Biden administration proposal will change tax exemption for some home sellers

The longstanding home-seller’s exemption has shielded most of the profits made in home sales from capital gains taxes. Since 1997, Americans have not had to pay tax on profits made in home sales up to $500,000. The Biden administrations proposed tax legislation would remove this exemption for some homeowners.

The home-seller’s exemption shields sellers from paying corporate gains taxes on most of the income made from selling homes. It shields $250,000 of profit for a single home seller or up to $500,000 for a couple filing jointly. Any profit made on the home sale in excess of the $250,000/$500,000 cap is tacked at standard corporate gains tax rates, depending on the seller’s income. For most Americans, this exemption is probably one of the biggest tax breaks they’ll get in their lives, as most homes sell within the $250,000/$500,000 limit.

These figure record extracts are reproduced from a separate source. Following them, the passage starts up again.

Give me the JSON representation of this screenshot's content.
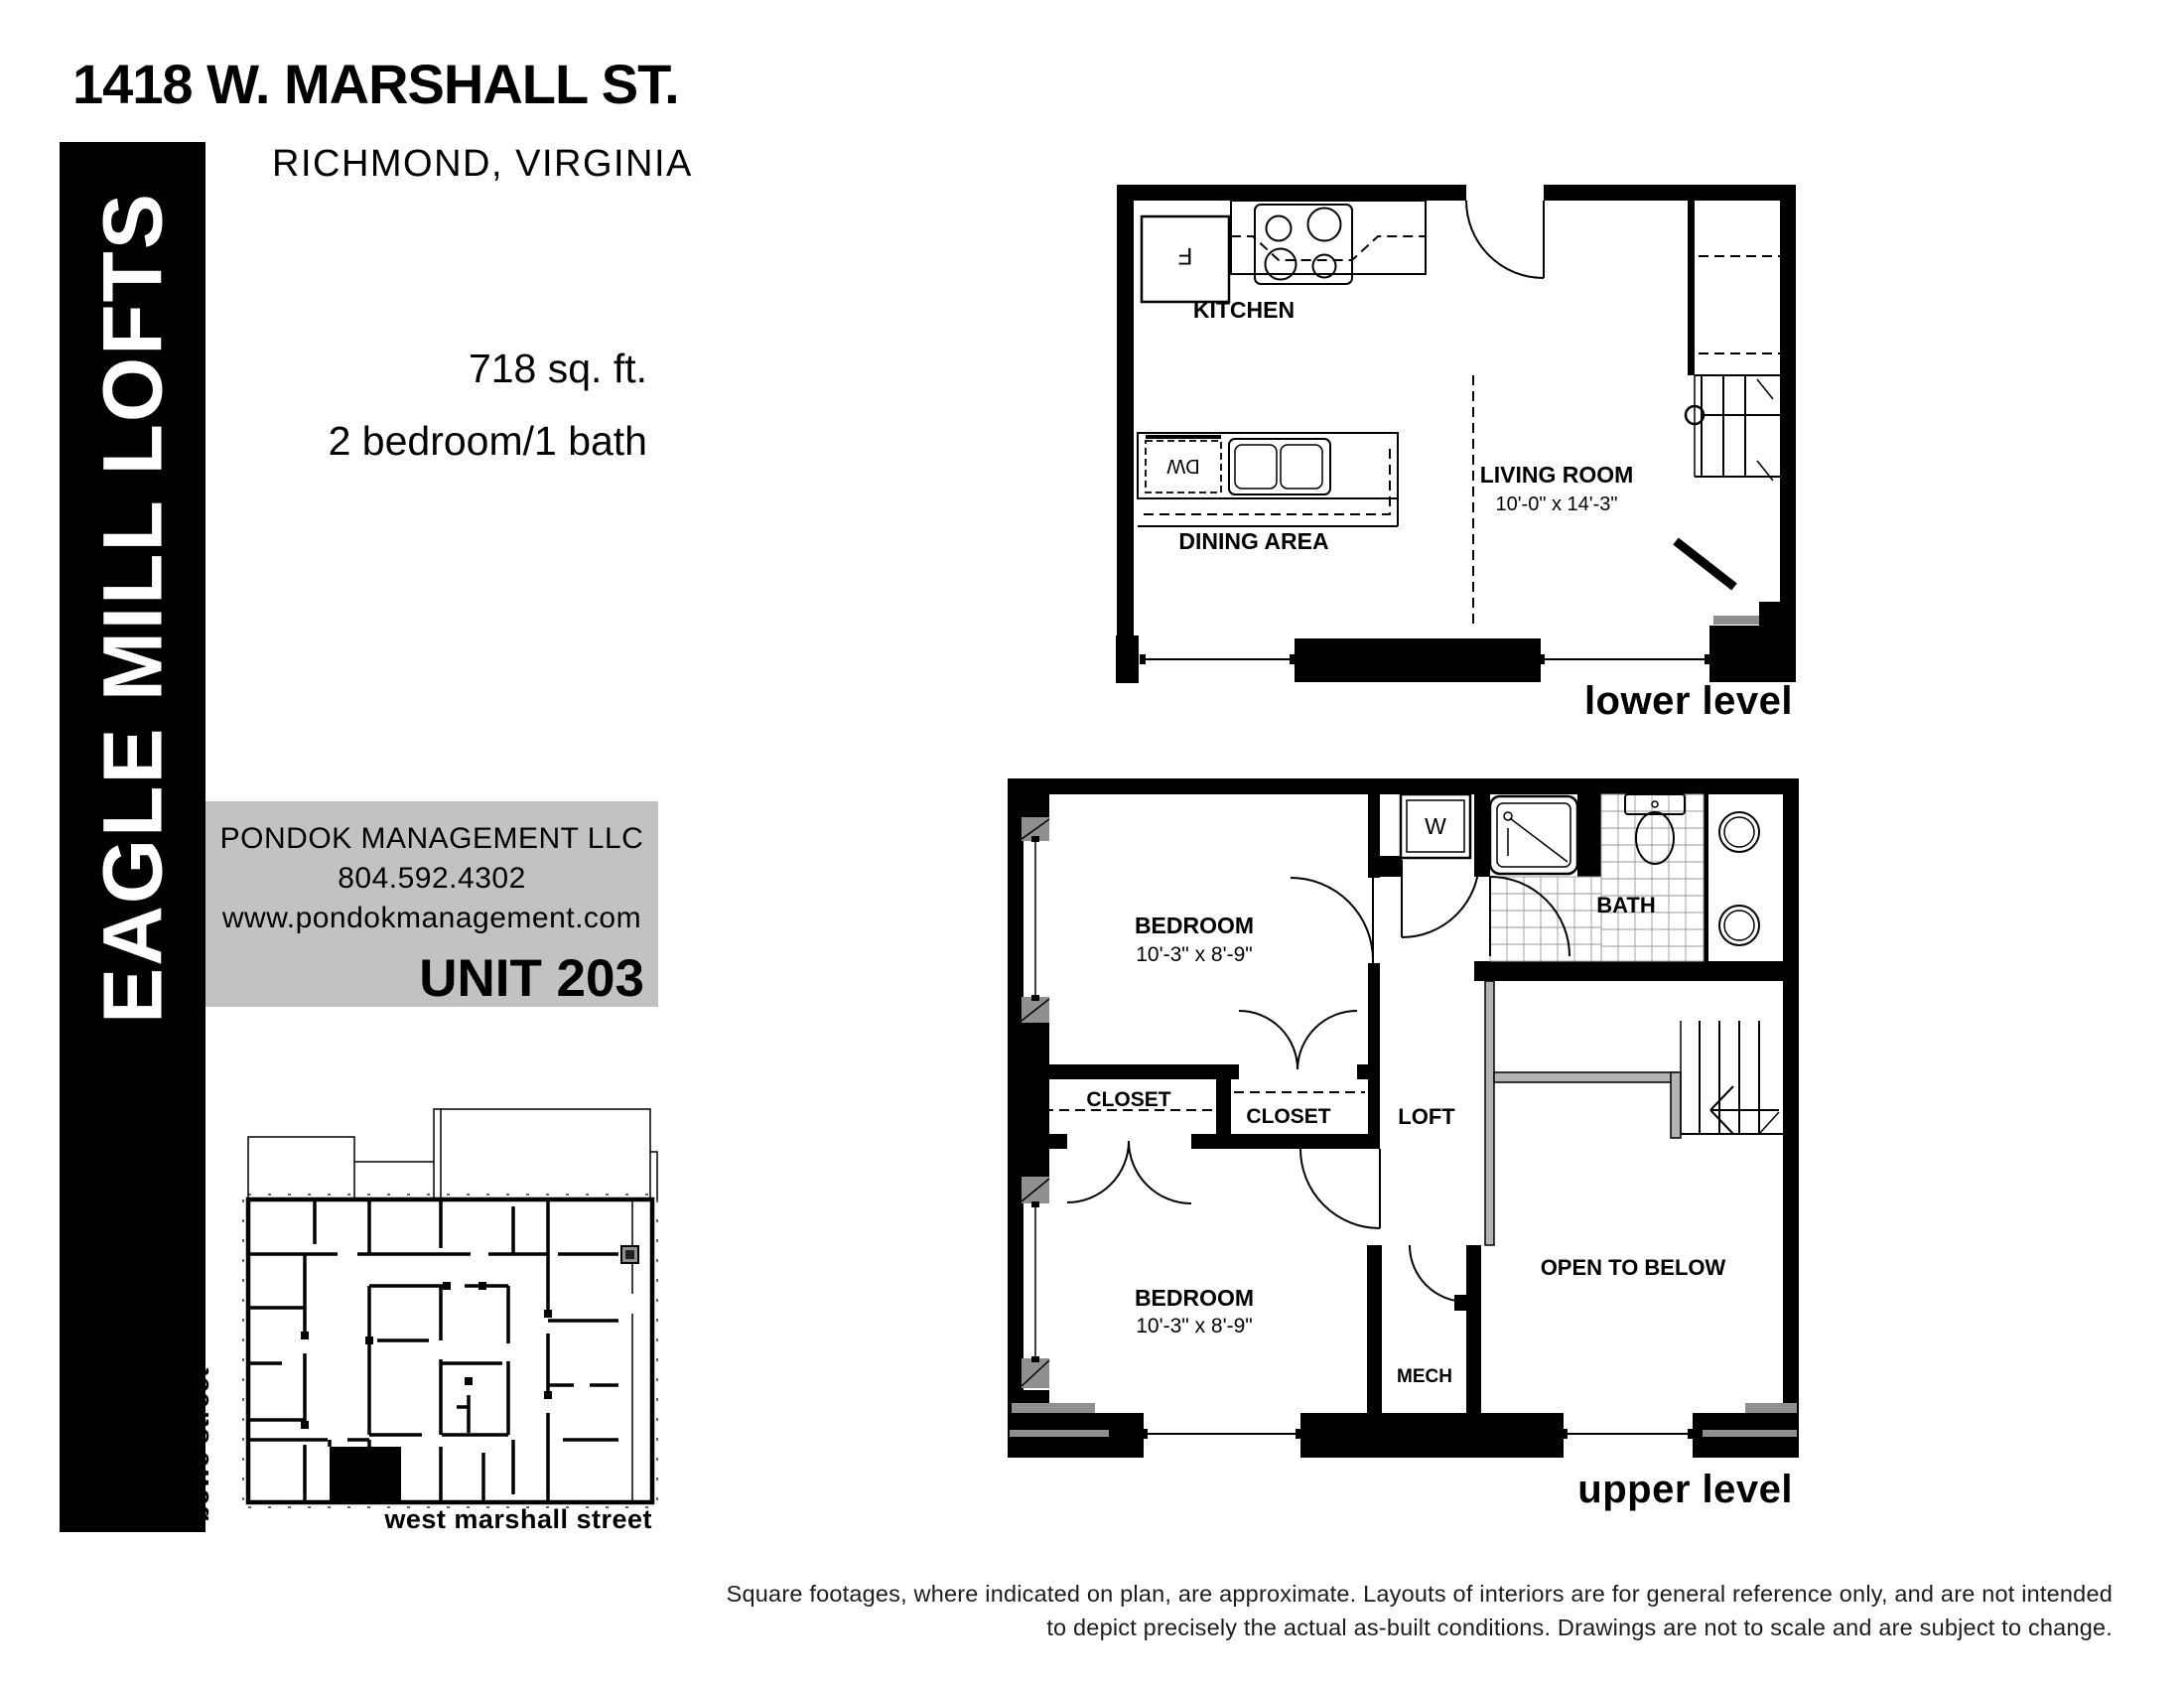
{
  "header": {
    "address": "1418 W. MARSHALL ST.",
    "city": "RICHMOND, VIRGINIA"
  },
  "banner": {
    "name": "EAGLE MILL LOFTS",
    "bg": "#000000",
    "fg": "#ffffff"
  },
  "unit_info": {
    "area": "718 sq. ft.",
    "layout": "2 bedroom/1 bath"
  },
  "management": {
    "company": "PONDOK MANAGEMENT LLC",
    "phone": "804.592.4302",
    "website": "www.pondokmanagement.com",
    "unit": "UNIT 203",
    "bg": "#c2c2c2"
  },
  "lower_level": {
    "caption": "lower level",
    "kitchen": "KITCHEN",
    "dining": "DINING AREA",
    "living": "LIVING ROOM",
    "living_dims": "10'-0\" x 14'-3\"",
    "fridge": "F",
    "dishwasher": "DW"
  },
  "upper_level": {
    "caption": "upper level",
    "bedroom": "BEDROOM",
    "bedroom_dims": "10'-3\" x 8'-9\"",
    "bath": "BATH",
    "closet": "CLOSET",
    "loft": "LOFT",
    "mech": "MECH",
    "open_below": "OPEN TO BELOW",
    "washer": "W"
  },
  "site_plan": {
    "street_west": "bowe street",
    "street_south": "west marshall street"
  },
  "disclaimer": {
    "line1": "Square footages, where indicated on plan, are approximate.  Layouts of interiors are for general reference only, and are not intended",
    "line2": "to depict precisely the actual as-built conditions.  Drawings are not to scale and are subject to change."
  }
}
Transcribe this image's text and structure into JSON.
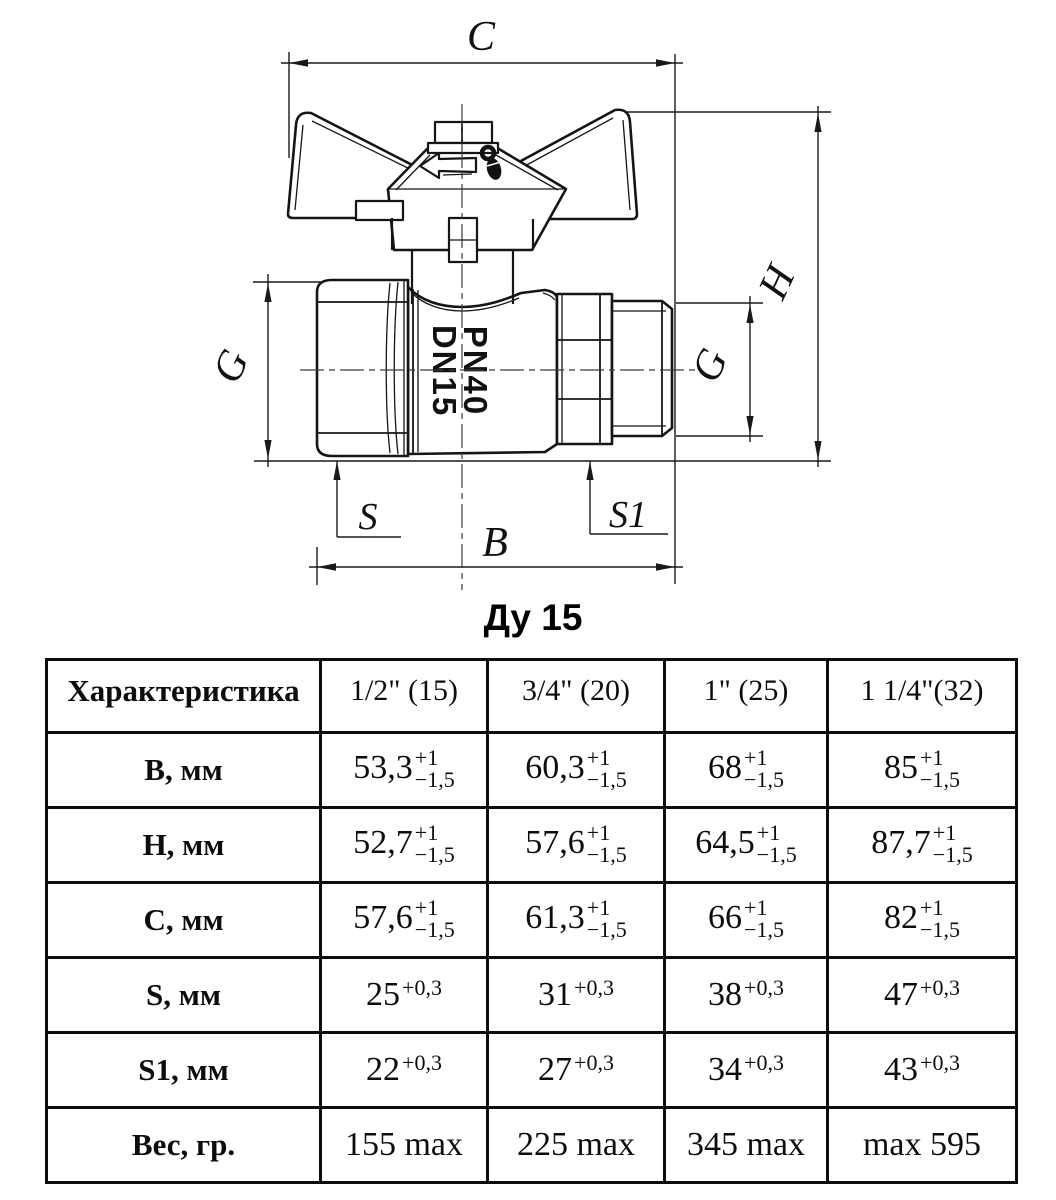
{
  "drawing": {
    "caption": "Ду 15",
    "marking": {
      "line1": "PN40",
      "line2": "DN15"
    },
    "dims": {
      "c": "C",
      "h": "H",
      "g_left": "G",
      "g_right": "G",
      "s": "S",
      "s1": "S1",
      "b": "B"
    }
  },
  "table": {
    "columns": [
      "Характеристика",
      "1/2\" (15)",
      "3/4\" (20)",
      "1\" (25)",
      "1 1/4\"(32)"
    ],
    "rows": [
      {
        "label": "B, мм",
        "cells": [
          {
            "b": "53,3",
            "sup": "+1",
            "sub": "−1,5"
          },
          {
            "b": "60,3",
            "sup": "+1",
            "sub": "−1,5"
          },
          {
            "b": "68",
            "sup": "+1",
            "sub": "−1,5"
          },
          {
            "b": "85",
            "sup": "+1",
            "sub": "−1,5"
          }
        ]
      },
      {
        "label": "H, мм",
        "cells": [
          {
            "b": "52,7",
            "sup": "+1",
            "sub": "−1,5"
          },
          {
            "b": "57,6",
            "sup": "+1",
            "sub": "−1,5"
          },
          {
            "b": "64,5",
            "sup": "+1",
            "sub": "−1,5"
          },
          {
            "b": "87,7",
            "sup": "+1",
            "sub": "−1,5"
          }
        ]
      },
      {
        "label": "C, мм",
        "cells": [
          {
            "b": "57,6",
            "sup": "+1",
            "sub": "−1,5"
          },
          {
            "b": "61,3",
            "sup": "+1",
            "sub": "−1,5"
          },
          {
            "b": "66",
            "sup": "+1",
            "sub": "−1,5"
          },
          {
            "b": "82",
            "sup": "+1",
            "sub": "−1,5"
          }
        ]
      },
      {
        "label": "S, мм",
        "cells": [
          {
            "b": "25",
            "sup": "+0,3"
          },
          {
            "b": "31",
            "sup": "+0,3"
          },
          {
            "b": "38",
            "sup": "+0,3"
          },
          {
            "b": "47",
            "sup": "+0,3"
          }
        ]
      },
      {
        "label": "S1, мм",
        "cells": [
          {
            "b": "22",
            "sup": "+0,3"
          },
          {
            "b": "27",
            "sup": "+0,3"
          },
          {
            "b": "34",
            "sup": "+0,3"
          },
          {
            "b": "43",
            "sup": "+0,3"
          }
        ]
      },
      {
        "label": "Вес, гр.",
        "cells": [
          {
            "b": "155 max"
          },
          {
            "b": "225 max"
          },
          {
            "b": "345 max"
          },
          {
            "b": "max 595"
          }
        ]
      }
    ]
  }
}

Like most things involving the IRS, the exemption can get extremely complicated in its particular application. There are different rules surrounding the length of residency in the home and whether or not certain improvements contribute to the baseline value of the home for purposes of the exemption. The exemption also has some differences in community-property states, such as Texas, California, and Wisconsin.

The Biden administration’s new legislation comes at a time when the median profit on homes in the United States is rising. In the First Quarter of 2021, the median profit on a home sale in the United States was $70,050, up from $55,750 in Q1 2020. In some communities, especially in California, the median profit is much higher. The record is in the San Jose-Sunnyvale-Santa Clara metro area, where the median profit this quarter was $575,000 according to research from Attom Data Solutions.

While Joe Biden’s proposed legislation will keep the home-seller’s exemption largely intact, it will remove the credit for certain homeowners. In particular, sellers with an annual income greater than $1 million would have to pay a 43.4% on home sales, even where the gain was lower than $250,000/$500,000.

Provided that the sellers do not have an income in excess of $1 million, the proposed change does not affect the corporate gains tax already in place for home sales not covered by the exemption. These are taxed at a maximum of 23.8%. With the possibility of inflation, however, this exemption could become much less widely applicable, especially with the proposed changes.